Another potential drawback is price. Battery systems are much more expensive than a standby generator including the maintenance cost. Most standby batteries only have a 10-12 year design life while Generators can prove reliable for 20years + if well maintained.

 

The advantage of battery storage is the clean power supply that is always on. Whether inline or in standby mode, they are always available. There’s no start-up issue to worry about, no fossil fuels, no lubricants and no dirty emissions. 

 

While batteries systems are replacing sub 1MW standby applications, especially in an industrial and dense commercial application, the likelihood of larger hospitals using them to replace SPS is slim at present. 

Where we will likely see the introduction is when it’s being used to supplement the PES (primary electrical supply).

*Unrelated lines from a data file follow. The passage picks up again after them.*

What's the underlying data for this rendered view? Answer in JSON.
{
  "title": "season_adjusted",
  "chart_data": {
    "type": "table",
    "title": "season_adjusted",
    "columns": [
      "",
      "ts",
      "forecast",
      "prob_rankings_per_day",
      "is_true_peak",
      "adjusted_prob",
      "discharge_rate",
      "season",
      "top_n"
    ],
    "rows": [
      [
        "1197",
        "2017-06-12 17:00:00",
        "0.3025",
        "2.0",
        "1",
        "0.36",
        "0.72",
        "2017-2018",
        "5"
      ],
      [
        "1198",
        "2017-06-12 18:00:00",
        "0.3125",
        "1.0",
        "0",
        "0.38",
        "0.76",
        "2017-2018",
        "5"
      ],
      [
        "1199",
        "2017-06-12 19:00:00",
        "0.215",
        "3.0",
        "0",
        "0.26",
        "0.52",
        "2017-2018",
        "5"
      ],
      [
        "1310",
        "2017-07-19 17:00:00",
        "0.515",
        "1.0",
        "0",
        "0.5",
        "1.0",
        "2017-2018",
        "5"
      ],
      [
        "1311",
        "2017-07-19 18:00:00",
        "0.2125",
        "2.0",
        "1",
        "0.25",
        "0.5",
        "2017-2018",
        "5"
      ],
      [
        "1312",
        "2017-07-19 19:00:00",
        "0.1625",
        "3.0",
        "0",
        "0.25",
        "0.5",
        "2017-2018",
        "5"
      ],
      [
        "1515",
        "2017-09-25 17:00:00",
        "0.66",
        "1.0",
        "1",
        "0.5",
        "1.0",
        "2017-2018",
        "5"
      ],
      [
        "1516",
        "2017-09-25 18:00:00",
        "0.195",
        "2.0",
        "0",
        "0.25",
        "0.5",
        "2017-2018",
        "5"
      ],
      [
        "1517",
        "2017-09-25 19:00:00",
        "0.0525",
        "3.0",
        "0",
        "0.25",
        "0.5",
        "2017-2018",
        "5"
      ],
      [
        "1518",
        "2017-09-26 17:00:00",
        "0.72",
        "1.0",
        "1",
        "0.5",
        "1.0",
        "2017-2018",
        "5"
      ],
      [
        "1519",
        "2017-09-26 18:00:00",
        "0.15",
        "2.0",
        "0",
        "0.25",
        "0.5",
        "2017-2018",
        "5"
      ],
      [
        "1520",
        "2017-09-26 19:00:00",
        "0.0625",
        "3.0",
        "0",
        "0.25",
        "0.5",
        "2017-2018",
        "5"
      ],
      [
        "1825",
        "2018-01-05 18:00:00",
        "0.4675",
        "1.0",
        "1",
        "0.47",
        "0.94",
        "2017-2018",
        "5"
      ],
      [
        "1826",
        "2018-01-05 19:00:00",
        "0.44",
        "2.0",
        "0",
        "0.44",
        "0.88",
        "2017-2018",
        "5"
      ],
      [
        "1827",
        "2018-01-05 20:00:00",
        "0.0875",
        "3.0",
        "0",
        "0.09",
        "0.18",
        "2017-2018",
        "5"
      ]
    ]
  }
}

The PES is the hospital’s main supply. Battery storage can be used in conjunction with the PES for peak shaving, reducing the peak electrical loads created by the hospital and reducing the supply-demand and costs. 

 

Additionally, battery storage can be used to supply and work in conjunction with solar in supplementing the PES and shifting the load demand to a different time period. 

 

Until recently, lead-acid batteries (VRLA) have been the go-to battery technology for providing stored energy for UPS applications. The high prices and lack of knowledge meant the superior lithium-ion chemistries seemed out of reach for the budget-constrained healthcare sector.

 

However, with demand going up and prices coming down, the availability of lithium-ion based UPS systems is on the rise and progressing into a viable option for healthcare.